New York City-based J.P. Morgan Asset Management, the money source behind Tishman Speyer Properties’ grand office plans for San Francisco, has its fingers crossed that by being in on the first two speculative office developments in downtown since 2007, it will be ahead of the curve.

“With speculative development, we would prefer to be a little early rather than late. Capital will inevitably return to this segment of the market. Our goal is to be delivering when other projects are just getting started,” said Kevin Faxon, head of the Real Estate Americas investment business of the asset management group.

The real estate investment manager is the investment partner to New York City-based Tishman Speyer on a 286,000 square-foot project at Howard and First streets and a 452,000 square-foot project planned for 222 Second St.

The Howard and First building is to be started with not a single tenant in hand. The total development cost, expected to reach as much as $185 million, will be 100 percent funded with equity. The majority of this capital is to come from the bank on behalf of institutional clients. The manager would not comment if it were from a separate account or commingled fund source, or the amount it is investing in either project.

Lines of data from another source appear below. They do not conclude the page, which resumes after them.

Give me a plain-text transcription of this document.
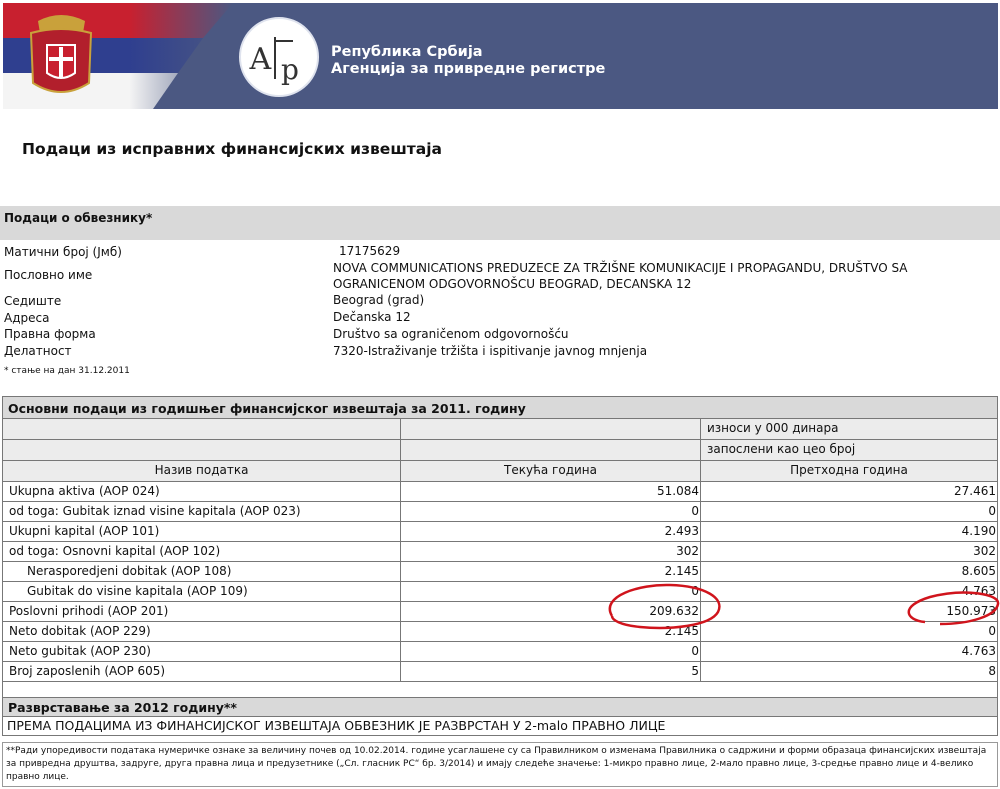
А р
Република Србија
Агенција за привредне регистре
Подаци из исправних финансијских извештаја
Подаци о обвезнику*
Матични број (Јмб)	17175629
Пословно име	NOVA COMMUNICATIONS PREDUZECE ZA TRŽIŠNE KOMUNIKACIJE I PROPAGANDU, DRUŠTVO SA OGRANICENOM ODGOVORNOŠCU BEOGRAD, DECANSKA 12
Седиште	Beograd (grad)
Адреса	Dečanska 12
Правна форма	Društvo sa ograničenom odgovornošću
Делатност	7320-Istraživanje tržišta i ispitivanje javnog mnjenja
* стање на дан 31.12.2011
Основни подаци из годишњег финансијског извештаја за 2011. годину
износи у 000 динара
запослени као цео број
Назив податка	Текућа година	Претходна година
Ukupna aktiva (AOP 024)	51.084	27.461
od toga: Gubitak iznad visine kapitala (AOP 023)	0	0
Ukupni kapital (AOP 101)	2.493	4.190
od toga: Osnovni kapital (AOP 102)	302	302
Nerasporedjeni dobitak (AOP 108)	2.145	8.605
Gubitak do visine kapitala (AOP 109)	0	4.763
Poslovni prihodi (AOP 201)	209.632	150.973
Neto dobitak (AOP 229)	2.145	0
Neto gubitak (AOP 230)	0	4.763
Broj zaposlenih (AOP 605)	5	8
Разврставање за 2012 годину**
ПРЕМА ПОДАЦИМА ИЗ ФИНАНСИЈСКОГ ИЗВЕШТАЈА ОБВЕЗНИК ЈЕ РАЗВРСТАН У 2-malo ПРАВНО ЛИЦЕ
**Ради упоредивости података нумеричке ознаке за величину почев од 10.02.2014. године усаглашене су са Правилником о изменама Правилника о садржини и форми образаца финансијских извештаја за привредна друштва, задруге, друга правна лица и предузетнике („Сл. гласник РС“ бр. 3/2014) и имају следеће значење: 1-микро правно лице, 2-мало правно лице, 3-средње правно лице и 4-велико правно лице.
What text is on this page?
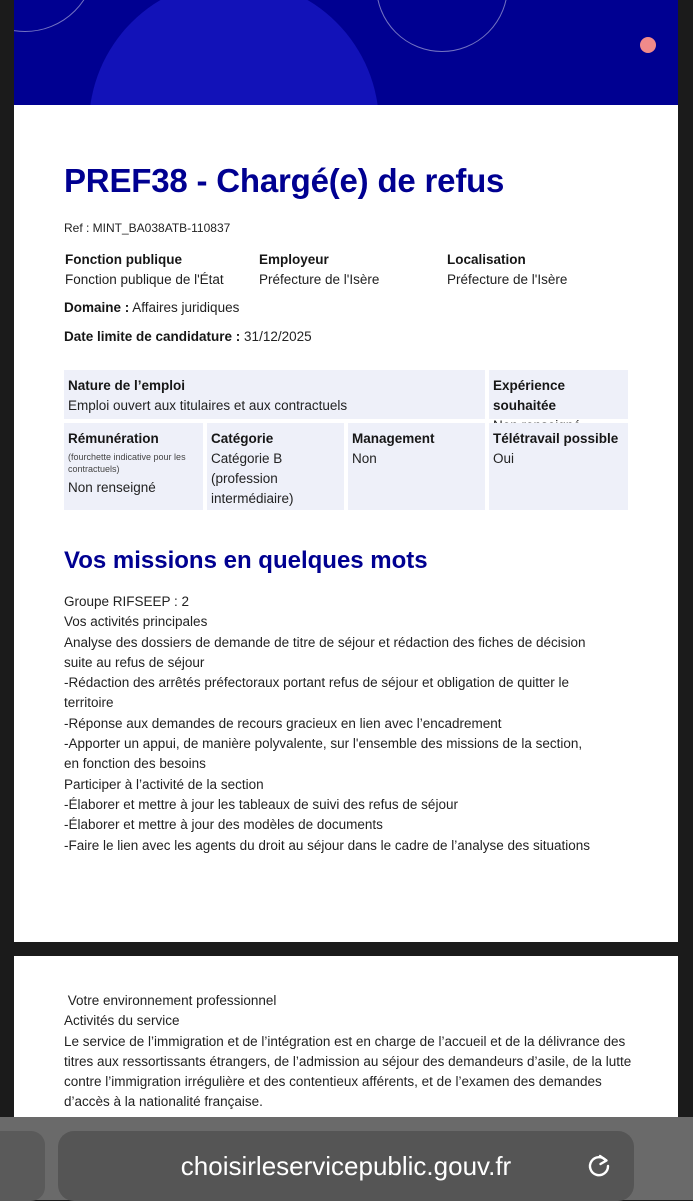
PREF38 - Chargé(e) de refus
Ref : MINT_BA038ATB-110837
Fonction publique
Fonction publique de l'État
Employeur
Préfecture de l'Isère
Localisation
Préfecture de l'Isère
Domaine : Affaires juridiques
Date limite de candidature : 31/12/2025
Nature de l’emploi
Emploi ouvert aux titulaires et aux contractuels
Expérience souhaitée
Rémunération
(fourchette indicative pour les contractuels)
Non renseigné
Catégorie
Catégorie B (profession intermédiaire)
Management
Non
Télétravail possible
Oui
Vos missions en quelques mots
Groupe RIFSEEP : 2
Vos activités principales
Analyse des dossiers de demande de titre de séjour et rédaction des fiches de décision
suite au refus de séjour
-Rédaction des arrêtés préfectoraux portant refus de séjour et obligation de quitter le
territoire
-Réponse aux demandes de recours gracieux en lien avec l’encadrement
-Apporter un appui, de manière polyvalente, sur l'ensemble des missions de la section,
en fonction des besoins
Participer à l’activité de la section
-Élaborer et mettre à jour les tableaux de suivi des refus de séjour
-Élaborer et mettre à jour des modèles de documents
-Faire le lien avec les agents du droit au séjour dans le cadre de l’analyse des situations
Votre environnement professionnel
Activités du service
Le service de l’immigration et de l’intégration est en charge de l’accueil et de la délivrance des
titres aux ressortissants étrangers, de l’admission au séjour des demandeurs d’asile, de la lutte
contre l’immigration irrégulière et des contentieux afférents, et de l’examen des demandes
d’accès à la nationalité française.
choisirleservicepublic.gouv.fr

“We see strong demand from technology and Internet-related tenants. Traditional tenants in the FIRE (finance, insurance and real estate) industries have not been nearly as active,” Faxon said.

The Howard and First development is likely to be completed by the end of next year, while the 222 Second St. project is slated to be ready for tenants by the end of 2014.

Michael Covarrubias, chief executive for San Francisco-based TMG Partners, said speculative office development in the city does now make sense, even though his company has pursued the redevelopment of existing buildings, which is cheaper than building new. “We had an existing property at 680 Folsom that was ready for this strategy,” he said. For TMG, the difference in cost in the two approaches is between $200 a square foot and $250 a square foot, he said.

The 680 Folsom St. building will have more than 500,000 square feet including a more than 100,000 square-foot addition. TMG recently signed two large leases with the online operation of Macy’s Inc. and Riverbed Technology Inc., bringing the property to nearly 80 percent leased.

“From an economic standpoint, it is now feasible for spec projects to happen based on where rents are,” Covarrubias said. “Rents for Class A space are now in the high $50s to low $60s a square foot. When these projects are ready for tenants, the rents could be in the high $60s to low $70s per square foot,” he said.

Through the end of March 2012, J.P. Morgan had real estate assets under management of $51.4 billion.